Prezado(a) Vereador(a) XXXX.

O Movimento Preserva Belém Novo vem apresentar-se como um grupo de mobilização comunitária socioambiental, de caráter suprapartidário e geograficamente localizado no Bairro Belém Novo – pertencente à Macrozona 8 de Planejamento Urbano do Município de Porto Alegre, Estado do Rio Grande do Sul, Brasil.

Contamos com o apoio de diversas entidades representativas da sociedade civil e ambientalistas da cidade de Porto Alegre, além do fundamental apoio do Coletivo Ambiente Crítico, composto por alunos da Universidade Federal do Rio Grande do Sul – UFRGS, que vem aprofundando nossas discussões e fazendo com que o conhecimento produzido na Universidade Pública de fato galgue as transformações socioambientais que se fazem tão prementes na sociedade brasileira, para além do ambiente universitário.

A comunidade de Belém Novo abriga em seu território uma antiga Fazenda que compreende 426 (quatrocentos e vinte e seis) hectares, uma parcela significativa do território total de Belém Novo. Referimo-nos à Fazenda Arado Velho – uma área de abundante patrimônio cultural, histórico, ambiental e arqueológico. Ainda na Fazenda se encontra um sítio arqueológico de alta relevância cadastrado junto ao Instituto do Patrimônio Histórico e Artístico Nacional – IPHAN sob o Número RS02265 no Cadastro Nacional de Sítios Arqueológicos – CNSA.

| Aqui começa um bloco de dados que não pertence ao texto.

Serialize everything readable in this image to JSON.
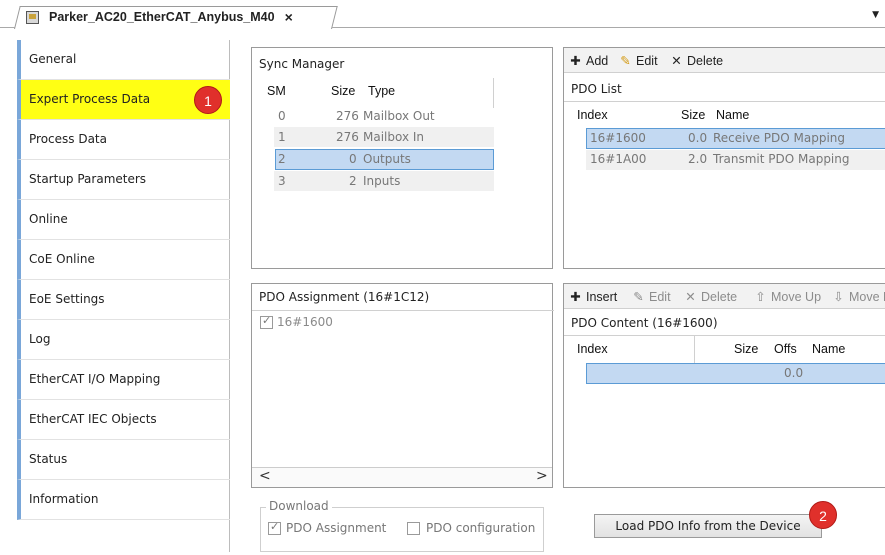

Corroborando a importância e representatividade do local, um Grupo de Trabalho da Secretaria Municipal de Cultura realizou um estudo denominado “Sítios Arqueológicos Históricos da Área Rural de Porto Alegre: um patrimônio a ser pesquisado e preservado” (Link para o trabalho completo: https://drive.google.com/file/d/0Bz211uV3v0SMeUdsci15ZkNfeW8/view?usp=sharing). Este estudo contém as seguintes citações, dentre outras:

a) “A Fazenda do Arado é um sítio histórico de grande relevância e único em termos de integridade e autenticidade.”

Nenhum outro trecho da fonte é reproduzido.